À época, o parlamentar foi associado ao suposto desvio de emendas para realização de corridas na capital.

Os nomes de Elizeu e do irmão, o vereador Cezinha Nascimento, do União Brasil, teria aparecido em celulares apreendidos na operação que investigou Chico indicando a suposta participação do deputado e do irmão no mesmo tipo de esquema.

No decorrer da operação, os policiais encontraram 200 mil reais em espécie com os irmãos.
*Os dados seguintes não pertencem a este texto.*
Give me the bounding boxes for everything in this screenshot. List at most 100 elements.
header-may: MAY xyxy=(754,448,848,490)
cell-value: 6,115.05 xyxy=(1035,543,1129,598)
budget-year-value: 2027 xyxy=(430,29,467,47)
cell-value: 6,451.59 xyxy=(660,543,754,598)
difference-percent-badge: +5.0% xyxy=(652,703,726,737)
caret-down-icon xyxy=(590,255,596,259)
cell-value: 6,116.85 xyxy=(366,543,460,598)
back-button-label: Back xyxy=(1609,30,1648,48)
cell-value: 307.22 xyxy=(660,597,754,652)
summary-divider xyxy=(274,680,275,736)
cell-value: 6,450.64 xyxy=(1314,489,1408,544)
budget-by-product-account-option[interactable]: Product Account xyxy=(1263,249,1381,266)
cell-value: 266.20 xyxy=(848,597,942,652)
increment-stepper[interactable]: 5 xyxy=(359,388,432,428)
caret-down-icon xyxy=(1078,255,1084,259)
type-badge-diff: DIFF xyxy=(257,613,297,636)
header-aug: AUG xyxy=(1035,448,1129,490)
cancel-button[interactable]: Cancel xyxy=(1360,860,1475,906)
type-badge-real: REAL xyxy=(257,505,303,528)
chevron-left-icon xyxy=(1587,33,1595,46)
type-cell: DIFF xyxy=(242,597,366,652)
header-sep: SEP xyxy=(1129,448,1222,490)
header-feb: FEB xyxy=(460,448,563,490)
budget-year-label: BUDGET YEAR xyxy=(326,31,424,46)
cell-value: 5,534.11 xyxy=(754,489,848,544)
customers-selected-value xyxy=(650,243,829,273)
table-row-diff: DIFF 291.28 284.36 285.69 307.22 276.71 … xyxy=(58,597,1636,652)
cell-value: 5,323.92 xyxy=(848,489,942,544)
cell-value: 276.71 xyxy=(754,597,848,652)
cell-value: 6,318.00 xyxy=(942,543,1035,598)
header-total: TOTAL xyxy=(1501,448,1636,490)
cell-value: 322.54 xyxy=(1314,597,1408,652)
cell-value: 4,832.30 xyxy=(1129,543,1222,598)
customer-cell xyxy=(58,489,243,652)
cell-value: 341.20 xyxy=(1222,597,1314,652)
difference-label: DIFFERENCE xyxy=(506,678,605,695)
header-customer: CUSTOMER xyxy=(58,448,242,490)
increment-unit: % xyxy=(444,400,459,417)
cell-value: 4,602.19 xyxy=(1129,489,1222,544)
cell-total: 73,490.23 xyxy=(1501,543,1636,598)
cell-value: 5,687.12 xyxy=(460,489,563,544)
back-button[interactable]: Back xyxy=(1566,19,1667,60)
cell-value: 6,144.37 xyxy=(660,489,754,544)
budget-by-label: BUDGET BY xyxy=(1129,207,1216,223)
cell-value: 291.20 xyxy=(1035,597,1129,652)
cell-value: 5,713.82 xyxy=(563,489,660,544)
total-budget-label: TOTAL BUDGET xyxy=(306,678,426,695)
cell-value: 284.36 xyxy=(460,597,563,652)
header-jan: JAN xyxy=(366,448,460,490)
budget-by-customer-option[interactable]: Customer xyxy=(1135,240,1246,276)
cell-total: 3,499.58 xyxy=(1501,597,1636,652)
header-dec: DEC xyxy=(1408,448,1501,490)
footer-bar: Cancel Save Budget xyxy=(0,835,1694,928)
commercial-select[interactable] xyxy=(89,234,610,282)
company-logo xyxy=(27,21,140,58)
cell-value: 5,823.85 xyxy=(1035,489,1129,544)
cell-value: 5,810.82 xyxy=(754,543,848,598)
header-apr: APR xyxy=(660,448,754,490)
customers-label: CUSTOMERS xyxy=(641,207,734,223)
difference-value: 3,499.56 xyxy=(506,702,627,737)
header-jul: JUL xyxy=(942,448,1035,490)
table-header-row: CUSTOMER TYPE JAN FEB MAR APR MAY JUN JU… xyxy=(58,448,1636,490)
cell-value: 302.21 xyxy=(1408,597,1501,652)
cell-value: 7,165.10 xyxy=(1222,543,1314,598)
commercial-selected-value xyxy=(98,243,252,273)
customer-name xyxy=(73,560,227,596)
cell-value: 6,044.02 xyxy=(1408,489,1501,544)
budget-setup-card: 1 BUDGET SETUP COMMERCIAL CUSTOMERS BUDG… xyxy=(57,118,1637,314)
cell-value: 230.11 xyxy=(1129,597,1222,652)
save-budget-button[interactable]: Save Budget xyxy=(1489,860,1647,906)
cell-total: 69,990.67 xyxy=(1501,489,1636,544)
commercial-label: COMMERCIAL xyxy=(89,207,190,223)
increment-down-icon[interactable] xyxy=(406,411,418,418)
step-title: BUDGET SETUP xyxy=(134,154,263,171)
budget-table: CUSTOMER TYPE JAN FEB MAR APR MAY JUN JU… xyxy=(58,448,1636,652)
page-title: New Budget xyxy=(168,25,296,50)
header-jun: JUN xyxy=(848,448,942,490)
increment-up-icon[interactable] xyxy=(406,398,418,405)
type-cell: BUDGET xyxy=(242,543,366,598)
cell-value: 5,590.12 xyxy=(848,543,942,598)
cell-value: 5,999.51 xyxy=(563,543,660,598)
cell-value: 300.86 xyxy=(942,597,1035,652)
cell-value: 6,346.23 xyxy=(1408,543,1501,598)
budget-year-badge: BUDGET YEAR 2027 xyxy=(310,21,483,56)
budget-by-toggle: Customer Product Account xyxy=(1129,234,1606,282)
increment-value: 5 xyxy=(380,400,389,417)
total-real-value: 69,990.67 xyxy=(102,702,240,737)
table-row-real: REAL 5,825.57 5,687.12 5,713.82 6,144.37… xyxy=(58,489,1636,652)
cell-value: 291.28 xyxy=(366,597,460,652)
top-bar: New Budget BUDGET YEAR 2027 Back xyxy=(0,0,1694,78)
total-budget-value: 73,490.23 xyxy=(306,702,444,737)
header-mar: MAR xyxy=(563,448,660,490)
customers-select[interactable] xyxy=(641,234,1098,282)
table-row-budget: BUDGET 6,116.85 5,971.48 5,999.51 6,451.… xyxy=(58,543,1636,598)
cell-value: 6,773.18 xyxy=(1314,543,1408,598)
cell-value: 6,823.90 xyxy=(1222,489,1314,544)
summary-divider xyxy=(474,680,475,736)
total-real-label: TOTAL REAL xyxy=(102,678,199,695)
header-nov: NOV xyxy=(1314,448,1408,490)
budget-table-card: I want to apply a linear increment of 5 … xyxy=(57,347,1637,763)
A maior parte foi encontrada no quarto de Elizeu, e 50 mil reais na casa do vereador Cezinha.

O deputado Elizeu Nascimento explicou que os 150 mil reais em espécie apreendidos na casa dele seriam de salário, verba indenizatória e aposentadoria da Polícia Militar.

“Eu estou tranquilo, não fizemos nada de errado”, garantiu o parlamentar.

De acordo com a apuração, investigadores identificaram que agentes políticos estariam direcionando emendas parlamentares para dois institutos: o ISMAT, Instituto Social Mato-grossense, e o IBRACE, Instituto Brasil Central, com o objetivo de desviar os recursos destinados às entidades.

Para viabilizar o esquema, segundo a investigação, era utilizada a empresa Sem Limites Esporte e Evento, que recebia valores dos institutos e posteriormente repassava quantias aos parlamentares responsáveis pelas emendas.